During my time in Japan I was tasked with filming, editing, writing and directing a small documentary outlining agricultural changes in rural Japan. I quickly learned that many of the rural Japanese youth are moving to more urban locations and leaving their agricultural heritage behind. As there is no one left to farm, fields are often abandoned. Yamanashi Prefecture has a long agricultural history with noted drastic shifts in cropping. Mulberry grown to feed silkworms once thrived, before synthetic materials rendered production obsolete. Depending on location, grapes and peaches followed, which are now being replaced by fields of comparatively low maintenance solar panels.

I was able to use sUAS technology to capture video of Japanese agriculture otherwise unreachable. I got valuable footage including sweeping shots of vineyards or close ups of the roof tiles of an old house used to raise silkworms. Piloting of this nature directly translates to my professional sUAS pilot development and bolsters my resume going forward. Along with professional skills I also improved my communication ability, often having to overcome language barriers. This experience has been incredibly valuable both for me personally and for my career development.  I believe the skills I learned and honed during my time in Japan will prove to be prized assets as I continue into my career.

Donte Stevens

Marketing in Japanese Wine

The entire research team enjoyed regular BBQs with local Japanese farmers.

This research focused on wine from Yamanashi Prefecture to study the marketing differences between Japan and the United States. My study was largely qualitative, consisting of interviews with owners of local wineries and wine specialty stores. I was also able to spend time in the vineyards and with farmers. Overall, this combined approach helped me to better understand Japanese marketing techniques particularly in terms of culturally unique forms of branding and product labeling.

Language was by far the most challenging obstacle during this research. Knowing the language better would have helped tremendously. Personally, I would have liked to ask more questions and have more meaningful conversations with the people we met. With that said, while in Japan my professional skills developed greatly. In particular, my communication skills improved since I had to find ways to communicate with people other than speaking. Sometimes I communicated through Google Translate, and other times I was forced to use gestures. I also had to present at a conference in Tokyo at the end of the trip. As a businessman, I will have to present my ideas in front of large audiences on a regular basis. The experience of doing so in Japan will help me next time I have to present to an audience foreign to myself.

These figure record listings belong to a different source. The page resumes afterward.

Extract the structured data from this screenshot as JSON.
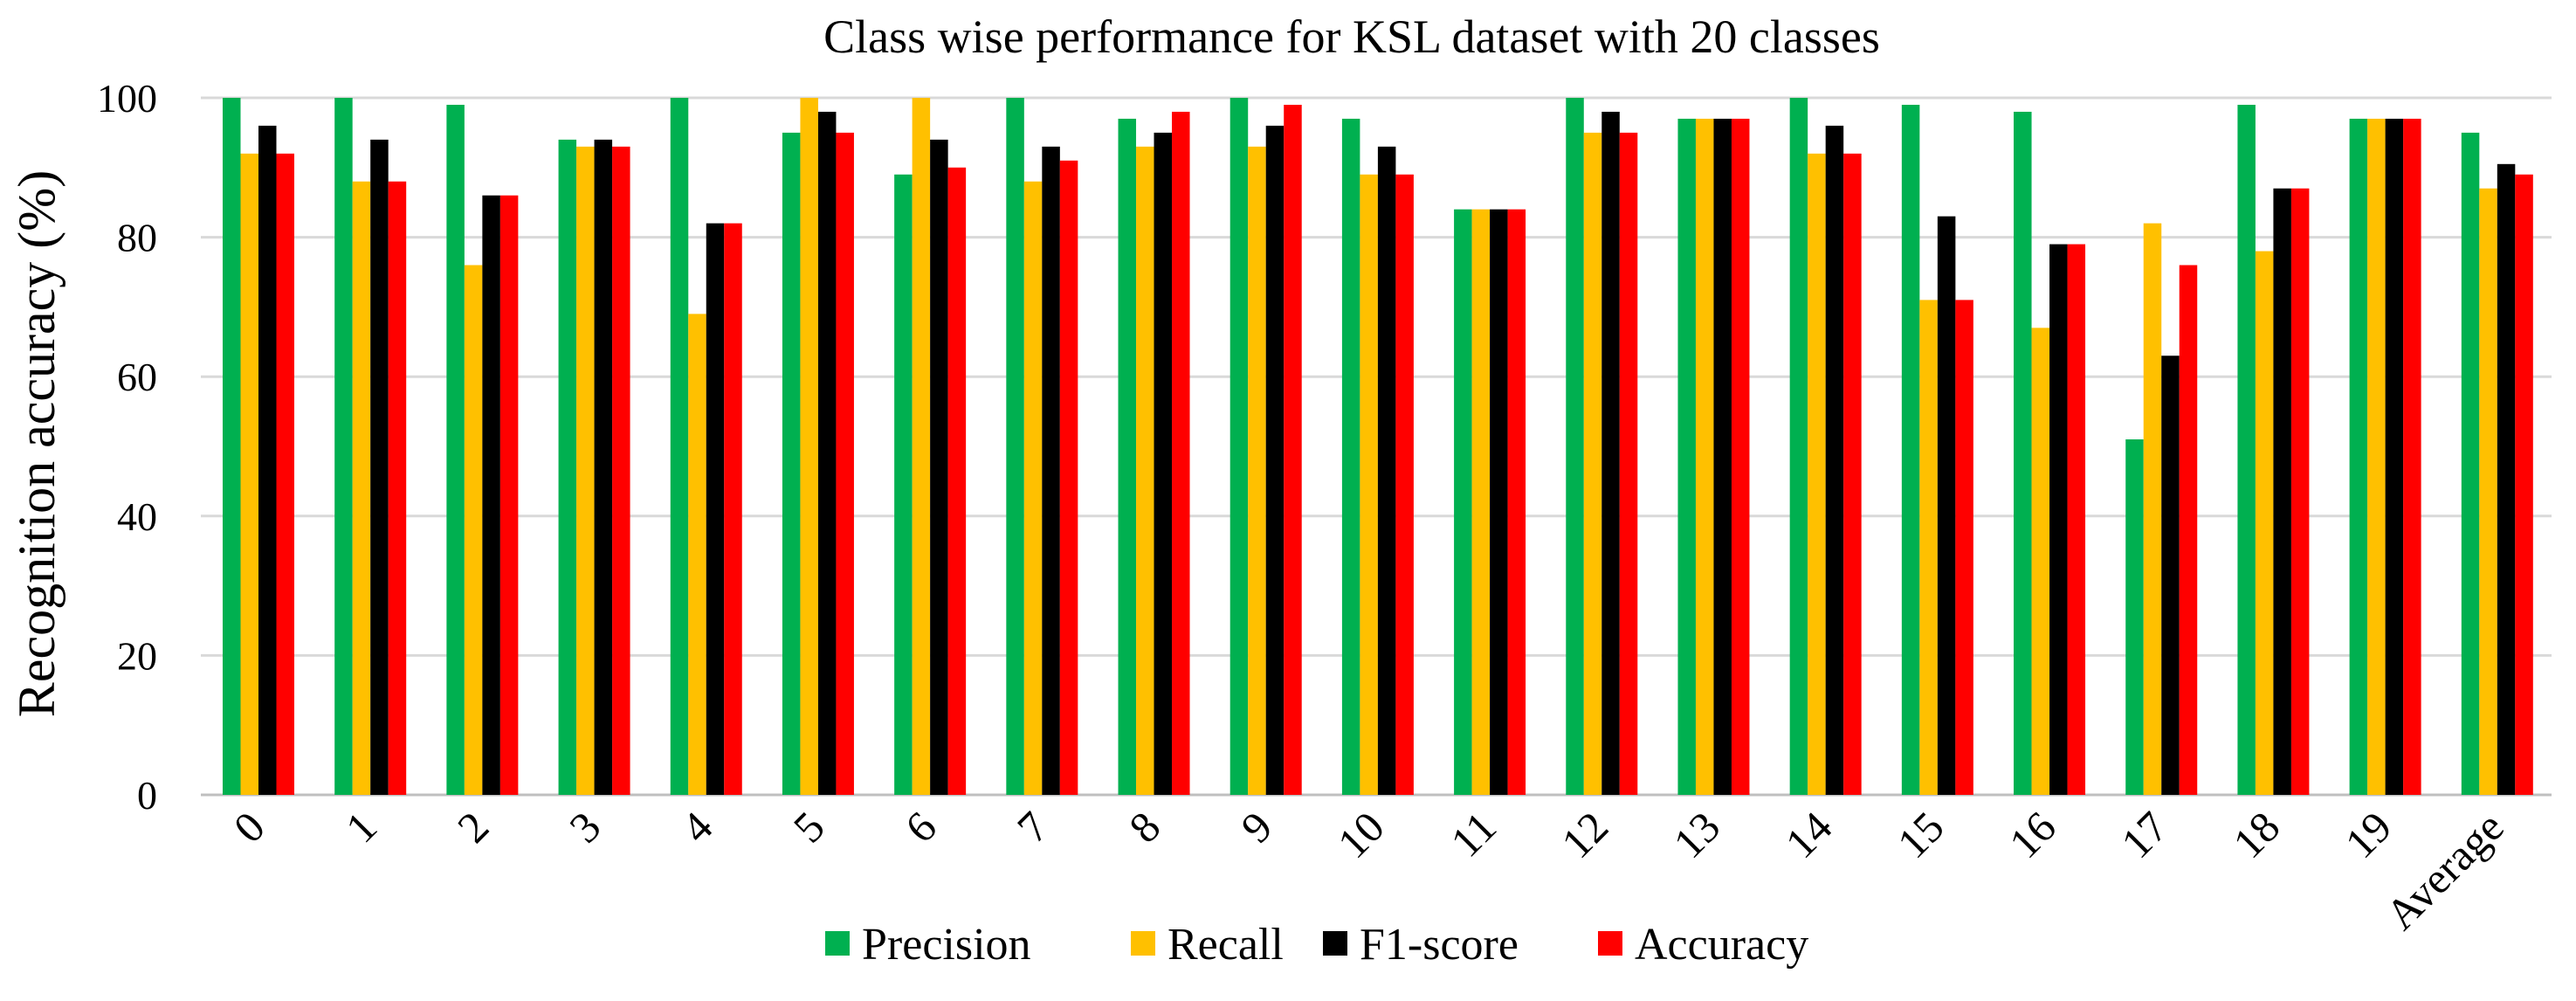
{
  "chart_data": {
    "type": "bar",
    "title": "Class wise performance for KSL dataset with 20 classes",
    "ylabel": "Recognition accuracy (%)",
    "xlabel": "",
    "ylim": [
      0,
      100
    ],
    "yticks": [
      0,
      20,
      40,
      60,
      80,
      100
    ],
    "grid": true,
    "legend_position": "bottom",
    "categories": [
      "0",
      "1",
      "2",
      "3",
      "4",
      "5",
      "6",
      "7",
      "8",
      "9",
      "10",
      "11",
      "12",
      "13",
      "14",
      "15",
      "16",
      "17",
      "18",
      "19",
      "Average"
    ],
    "series": [
      {
        "name": "Precision",
        "color": "#00b050",
        "values": [
          100,
          100,
          99,
          94,
          100,
          95,
          89,
          100,
          97,
          100,
          97,
          84,
          100,
          97,
          100,
          99,
          98,
          51,
          99,
          97,
          95
        ]
      },
      {
        "name": "Recall",
        "color": "#ffc000",
        "values": [
          92,
          88,
          76,
          93,
          69,
          100,
          100,
          88,
          93,
          93,
          89,
          84,
          95,
          97,
          92,
          71,
          67,
          82,
          78,
          97,
          87
        ]
      },
      {
        "name": "F1-score",
        "color": "#000000",
        "values": [
          96,
          94,
          86,
          94,
          82,
          98,
          94,
          93,
          95,
          96,
          93,
          84,
          98,
          97,
          96,
          83,
          79,
          63,
          87,
          97,
          90.5
        ]
      },
      {
        "name": "Accuracy",
        "color": "#ff0000",
        "values": [
          92,
          88,
          86,
          93,
          82,
          95,
          90,
          91,
          98,
          99,
          89,
          84,
          95,
          97,
          92,
          71,
          79,
          76,
          87,
          97,
          89
        ]
      }
    ]
  }
}
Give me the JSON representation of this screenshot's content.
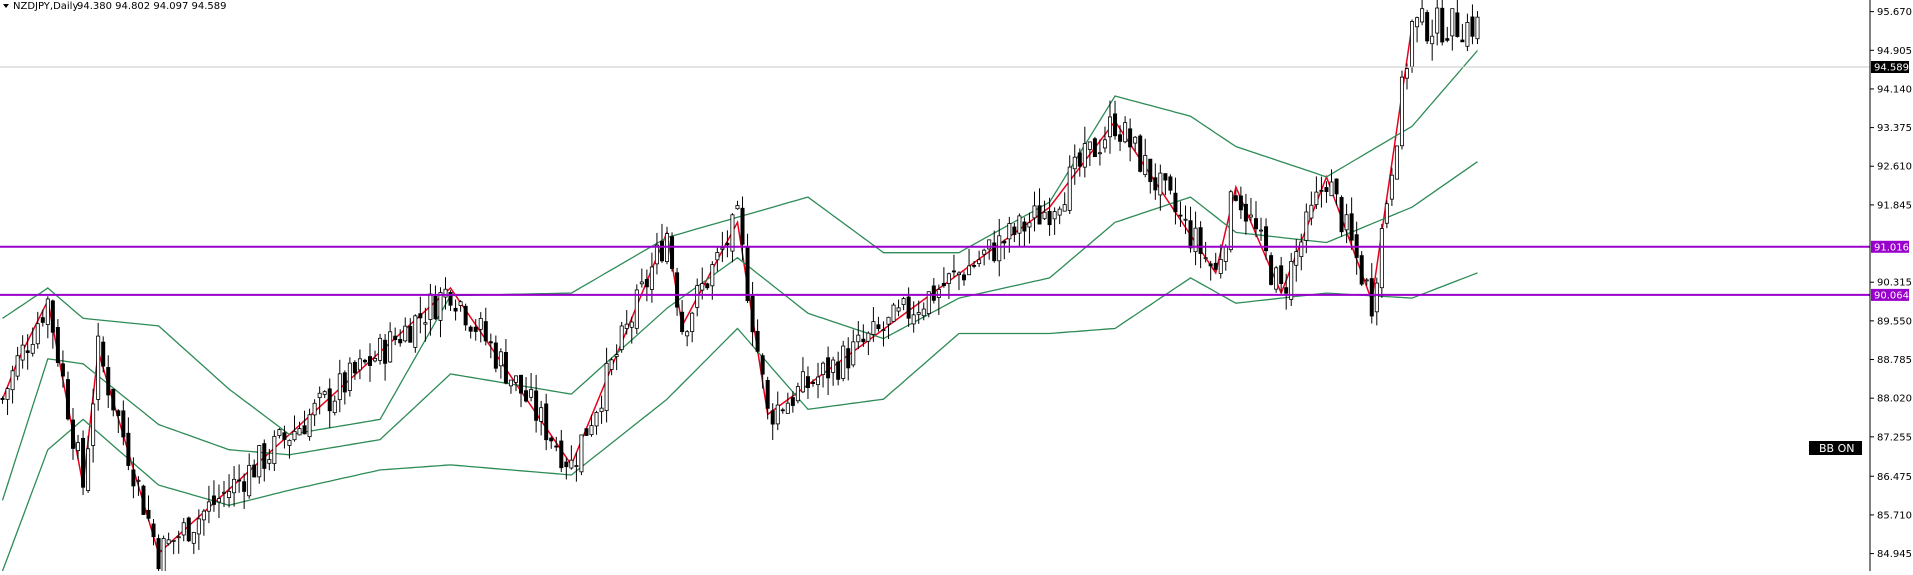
{
  "header": {
    "symbol_label": "NZDJPY,Daily",
    "ohlc_label": "94.380 94.802 94.097 94.589"
  },
  "buttons": {
    "bb_label": "BB ON"
  },
  "colors": {
    "background": "#ffffff",
    "bull_candle": "#ffffff",
    "bear_candle": "#000000",
    "bollinger": "#2e8b57",
    "zigzag": "#e8001c",
    "level_line": "#9900cc",
    "price_badge_bg": "#000000",
    "level_badge_bg": "#9900cc"
  },
  "chart_data": {
    "type": "candlestick",
    "symbol": "NZDJPY",
    "timeframe": "Daily",
    "ylim": [
      84.6,
      95.9
    ],
    "y_ticks": [
      "95.670",
      "94.905",
      "94.140",
      "93.375",
      "92.610",
      "91.845",
      "90.315",
      "89.550",
      "88.785",
      "88.020",
      "87.255",
      "86.475",
      "85.710",
      "84.945"
    ],
    "current_price": "94.589",
    "horizontal_levels": [
      {
        "label": "91.016",
        "value": 91.016
      },
      {
        "label": "90.064",
        "value": 90.064
      }
    ],
    "zigzag": [
      {
        "bar": 0,
        "price": 88.0
      },
      {
        "bar": 3,
        "price": 88.75
      },
      {
        "bar": 9,
        "price": 89.95
      },
      {
        "bar": 16,
        "price": 86.3
      },
      {
        "bar": 19,
        "price": 88.95
      },
      {
        "bar": 31,
        "price": 84.95
      },
      {
        "bar": 89,
        "price": 90.2
      },
      {
        "bar": 113,
        "price": 86.7
      },
      {
        "bar": 132,
        "price": 91.3
      },
      {
        "bar": 135,
        "price": 89.45
      },
      {
        "bar": 146,
        "price": 91.5
      },
      {
        "bar": 152,
        "price": 87.7
      },
      {
        "bar": 208,
        "price": 91.8
      },
      {
        "bar": 221,
        "price": 93.5
      },
      {
        "bar": 241,
        "price": 90.5
      },
      {
        "bar": 245,
        "price": 92.2
      },
      {
        "bar": 254,
        "price": 90.1
      },
      {
        "bar": 263,
        "price": 92.4
      },
      {
        "bar": 272,
        "price": 89.95
      },
      {
        "bar": 280,
        "price": 95.4
      }
    ],
    "bb_upper_anchors": [
      {
        "bar": 0,
        "price": 89.6
      },
      {
        "bar": 9,
        "price": 90.2
      },
      {
        "bar": 16,
        "price": 89.6
      },
      {
        "bar": 31,
        "price": 89.45
      },
      {
        "bar": 45,
        "price": 88.2
      },
      {
        "bar": 57,
        "price": 87.3
      },
      {
        "bar": 75,
        "price": 87.6
      },
      {
        "bar": 89,
        "price": 90.05
      },
      {
        "bar": 113,
        "price": 90.1
      },
      {
        "bar": 132,
        "price": 91.2
      },
      {
        "bar": 146,
        "price": 91.6
      },
      {
        "bar": 160,
        "price": 92.0
      },
      {
        "bar": 175,
        "price": 90.9
      },
      {
        "bar": 190,
        "price": 90.9
      },
      {
        "bar": 208,
        "price": 91.9
      },
      {
        "bar": 221,
        "price": 94.0
      },
      {
        "bar": 236,
        "price": 93.6
      },
      {
        "bar": 245,
        "price": 93.0
      },
      {
        "bar": 263,
        "price": 92.4
      },
      {
        "bar": 280,
        "price": 93.4
      },
      {
        "bar": 293,
        "price": 94.9
      }
    ],
    "bb_middle_anchors": [
      {
        "bar": 0,
        "price": 86.0
      },
      {
        "bar": 9,
        "price": 88.8
      },
      {
        "bar": 16,
        "price": 88.7
      },
      {
        "bar": 31,
        "price": 87.5
      },
      {
        "bar": 45,
        "price": 87.0
      },
      {
        "bar": 57,
        "price": 86.9
      },
      {
        "bar": 75,
        "price": 87.2
      },
      {
        "bar": 89,
        "price": 88.5
      },
      {
        "bar": 113,
        "price": 88.1
      },
      {
        "bar": 132,
        "price": 89.8
      },
      {
        "bar": 146,
        "price": 90.8
      },
      {
        "bar": 160,
        "price": 89.7
      },
      {
        "bar": 175,
        "price": 89.2
      },
      {
        "bar": 190,
        "price": 90.0
      },
      {
        "bar": 208,
        "price": 90.4
      },
      {
        "bar": 221,
        "price": 91.5
      },
      {
        "bar": 236,
        "price": 92.0
      },
      {
        "bar": 245,
        "price": 91.3
      },
      {
        "bar": 263,
        "price": 91.1
      },
      {
        "bar": 280,
        "price": 91.8
      },
      {
        "bar": 293,
        "price": 92.7
      }
    ],
    "bb_lower_anchors": [
      {
        "bar": 0,
        "price": 84.6
      },
      {
        "bar": 9,
        "price": 87.0
      },
      {
        "bar": 16,
        "price": 87.6
      },
      {
        "bar": 31,
        "price": 86.3
      },
      {
        "bar": 45,
        "price": 85.9
      },
      {
        "bar": 57,
        "price": 86.2
      },
      {
        "bar": 75,
        "price": 86.6
      },
      {
        "bar": 89,
        "price": 86.7
      },
      {
        "bar": 113,
        "price": 86.5
      },
      {
        "bar": 132,
        "price": 88.0
      },
      {
        "bar": 146,
        "price": 89.4
      },
      {
        "bar": 160,
        "price": 87.8
      },
      {
        "bar": 175,
        "price": 88.0
      },
      {
        "bar": 190,
        "price": 89.3
      },
      {
        "bar": 208,
        "price": 89.3
      },
      {
        "bar": 221,
        "price": 89.4
      },
      {
        "bar": 236,
        "price": 90.4
      },
      {
        "bar": 245,
        "price": 89.9
      },
      {
        "bar": 263,
        "price": 90.1
      },
      {
        "bar": 280,
        "price": 90.0
      },
      {
        "bar": 293,
        "price": 90.5
      }
    ],
    "grid": false
  }
}
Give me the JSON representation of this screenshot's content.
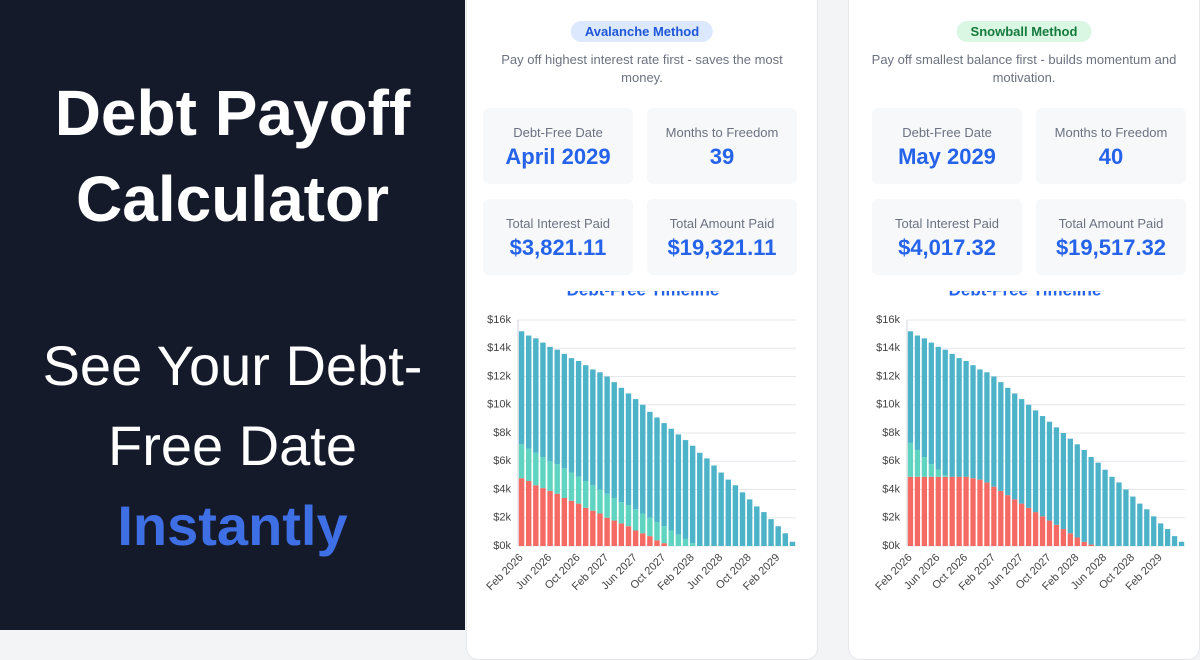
{
  "hero": {
    "title": "Debt Payoff Calculator",
    "tagline": "See Your Debt-Free Date",
    "tagline_highlight": "Instantly"
  },
  "cards": [
    {
      "badge": "Avalanche Method",
      "description": "Pay off highest interest rate first - saves the most money.",
      "stats": [
        {
          "label": "Debt-Free Date",
          "value": "April 2029"
        },
        {
          "label": "Months to Freedom",
          "value": "39"
        },
        {
          "label": "Total Interest Paid",
          "value": "$3,821.11"
        },
        {
          "label": "Total Amount Paid",
          "value": "$19,321.11"
        }
      ]
    },
    {
      "badge": "Snowball Method",
      "description": "Pay off smallest balance first - builds momentum and motivation.",
      "stats": [
        {
          "label": "Debt-Free Date",
          "value": "May 2029"
        },
        {
          "label": "Months to Freedom",
          "value": "40"
        },
        {
          "label": "Total Interest Paid",
          "value": "$4,017.32"
        },
        {
          "label": "Total Amount Paid",
          "value": "$19,517.32"
        }
      ]
    }
  ],
  "chart_data": [
    {
      "type": "stacked-bar",
      "title": "Debt-Free Timeline",
      "grid": true,
      "categories": [
        "Feb 2026",
        null,
        null,
        null,
        "Jun 2026",
        null,
        null,
        null,
        "Oct 2026",
        null,
        null,
        null,
        "Feb 2027",
        null,
        null,
        null,
        "Jun 2027",
        null,
        null,
        null,
        "Oct 2027",
        null,
        null,
        null,
        "Feb 2028",
        null,
        null,
        null,
        "Jun 2028",
        null,
        null,
        null,
        "Oct 2028",
        null,
        null,
        null,
        "Feb 2029",
        null,
        null
      ],
      "ylim": [
        0,
        16000
      ],
      "yticks": [
        {
          "value": 0,
          "label": "$0k"
        },
        {
          "value": 2000,
          "label": "$2k"
        },
        {
          "value": 4000,
          "label": "$4k"
        },
        {
          "value": 6000,
          "label": "$6k"
        },
        {
          "value": 8000,
          "label": "$8k"
        },
        {
          "value": 10000,
          "label": "$10k"
        },
        {
          "value": 12000,
          "label": "$12k"
        },
        {
          "value": 14000,
          "label": "$14k"
        },
        {
          "value": 16000,
          "label": "$16k"
        }
      ],
      "series": [
        {
          "color": "#f56a62",
          "values": [
            4800,
            4600,
            4300,
            4100,
            3900,
            3700,
            3400,
            3200,
            3000,
            2700,
            2500,
            2300,
            2000,
            1800,
            1600,
            1400,
            1100,
            900,
            700,
            400,
            200,
            0,
            0,
            0,
            0,
            0,
            0,
            0,
            0,
            0,
            0,
            0,
            0,
            0,
            0,
            0,
            0,
            0,
            0
          ]
        },
        {
          "color": "#5fd4c1",
          "values": [
            2400,
            2300,
            2300,
            2200,
            2100,
            2100,
            2100,
            2000,
            1900,
            1900,
            1800,
            1700,
            1700,
            1600,
            1500,
            1500,
            1500,
            1400,
            1300,
            1300,
            1200,
            1100,
            800,
            500,
            200,
            0,
            0,
            0,
            0,
            0,
            0,
            0,
            0,
            0,
            0,
            0,
            0,
            0,
            0
          ]
        },
        {
          "color": "#4db3c9",
          "values": [
            8000,
            8000,
            8100,
            8100,
            8100,
            8100,
            8100,
            8100,
            8200,
            8200,
            8200,
            8300,
            8300,
            8200,
            8100,
            7900,
            7800,
            7700,
            7500,
            7400,
            7300,
            7200,
            7100,
            7000,
            6900,
            6600,
            6200,
            5700,
            5200,
            4700,
            4300,
            3800,
            3300,
            2800,
            2400,
            1900,
            1400,
            900,
            300
          ]
        }
      ]
    },
    {
      "type": "stacked-bar",
      "title": "Debt-Free Timeline",
      "grid": true,
      "categories": [
        "Feb 2026",
        null,
        null,
        null,
        "Jun 2026",
        null,
        null,
        null,
        "Oct 2026",
        null,
        null,
        null,
        "Feb 2027",
        null,
        null,
        null,
        "Jun 2027",
        null,
        null,
        null,
        "Oct 2027",
        null,
        null,
        null,
        "Feb 2028",
        null,
        null,
        null,
        "Jun 2028",
        null,
        null,
        null,
        "Oct 2028",
        null,
        null,
        null,
        "Feb 2029",
        null,
        null,
        null
      ],
      "ylim": [
        0,
        16000
      ],
      "yticks": [
        {
          "value": 0,
          "label": "$0k"
        },
        {
          "value": 2000,
          "label": "$2k"
        },
        {
          "value": 4000,
          "label": "$4k"
        },
        {
          "value": 6000,
          "label": "$6k"
        },
        {
          "value": 8000,
          "label": "$8k"
        },
        {
          "value": 10000,
          "label": "$10k"
        },
        {
          "value": 12000,
          "label": "$12k"
        },
        {
          "value": 14000,
          "label": "$14k"
        },
        {
          "value": 16000,
          "label": "$16k"
        }
      ],
      "series": [
        {
          "color": "#f56a62",
          "values": [
            4900,
            4900,
            4900,
            4900,
            4900,
            4900,
            4900,
            4900,
            4900,
            4800,
            4700,
            4500,
            4200,
            3900,
            3600,
            3300,
            3000,
            2700,
            2400,
            2100,
            1800,
            1500,
            1200,
            900,
            600,
            300,
            100,
            0,
            0,
            0,
            0,
            0,
            0,
            0,
            0,
            0,
            0,
            0,
            0,
            0
          ]
        },
        {
          "color": "#5fd4c1",
          "values": [
            2400,
            1900,
            1400,
            900,
            500,
            100,
            0,
            0,
            0,
            0,
            0,
            0,
            0,
            0,
            0,
            0,
            0,
            0,
            0,
            0,
            0,
            0,
            0,
            0,
            0,
            0,
            0,
            0,
            0,
            0,
            0,
            0,
            0,
            0,
            0,
            0,
            0,
            0,
            0,
            0
          ]
        },
        {
          "color": "#4db3c9",
          "values": [
            7900,
            8100,
            8400,
            8600,
            8700,
            8900,
            8700,
            8400,
            8200,
            8000,
            7800,
            7800,
            7800,
            7700,
            7600,
            7500,
            7400,
            7300,
            7200,
            7100,
            7000,
            6900,
            6800,
            6700,
            6600,
            6500,
            6200,
            5900,
            5400,
            4900,
            4500,
            4000,
            3500,
            3000,
            2600,
            2100,
            1600,
            1200,
            700,
            300
          ]
        }
      ]
    }
  ]
}
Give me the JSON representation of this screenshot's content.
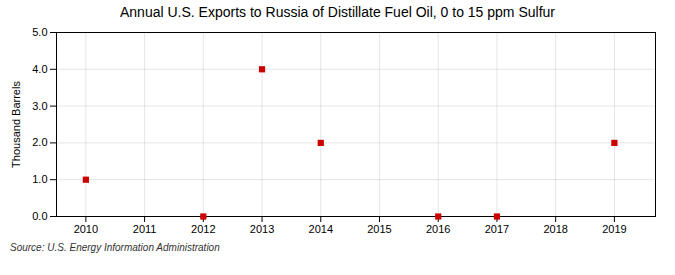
{
  "chart_data": {
    "type": "scatter",
    "title": "Annual U.S. Exports to Russia of Distillate Fuel Oil, 0 to 15 ppm Sulfur",
    "ylabel": "Thousand Barrels",
    "source": "Source: U.S. Energy Information Administration",
    "x": [
      2010,
      2012,
      2013,
      2014,
      2016,
      2017,
      2019
    ],
    "values": [
      1.0,
      0.0,
      4.0,
      2.0,
      0.0,
      0.0,
      2.0
    ],
    "color": "#CC0000",
    "marker": "square",
    "xlim": [
      2009.5,
      2019.7
    ],
    "xticks": [
      2010,
      2011,
      2012,
      2013,
      2014,
      2015,
      2016,
      2017,
      2018,
      2019
    ],
    "ylim": [
      0.0,
      5.0
    ],
    "yticks": [
      {
        "value": 0.0,
        "label": "0.0"
      },
      {
        "value": 1.0,
        "label": "1.0"
      },
      {
        "value": 2.0,
        "label": "2.0"
      },
      {
        "value": 3.0,
        "label": "3.0"
      },
      {
        "value": 4.0,
        "label": "4.0"
      },
      {
        "value": 5.0,
        "label": "5.0"
      }
    ],
    "grid": true
  }
}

Although there was this barrier, that did not stop the process of experiencing and learning about Japan. The culture was very different—much politer, prompt, and detail oriented. The experience in Japan helped sharpen many of the professional skills that I have been learning in my classes. I believe that my soft skills were advanced the most. Since verbal communication was often not an option, gestures were the most effective way to communicate. Smiling was big, as there was typically no hand shaking (as there usually is in the United States). Also learning to exchange business cards properly was an important skill to master. With aspirations of being an international businessman, this trip helped broaden my experiences. It provided lots of insights on the Japanese culture that I otherwise would not have known and put me in a position of culture shock that also helped me learn about how to adapt to different surroundings. Collaborating with the university students, adding a line to my resume, experiencing more advanced technologies, and interacting with Japanese business professionals helped prepare me for my future career.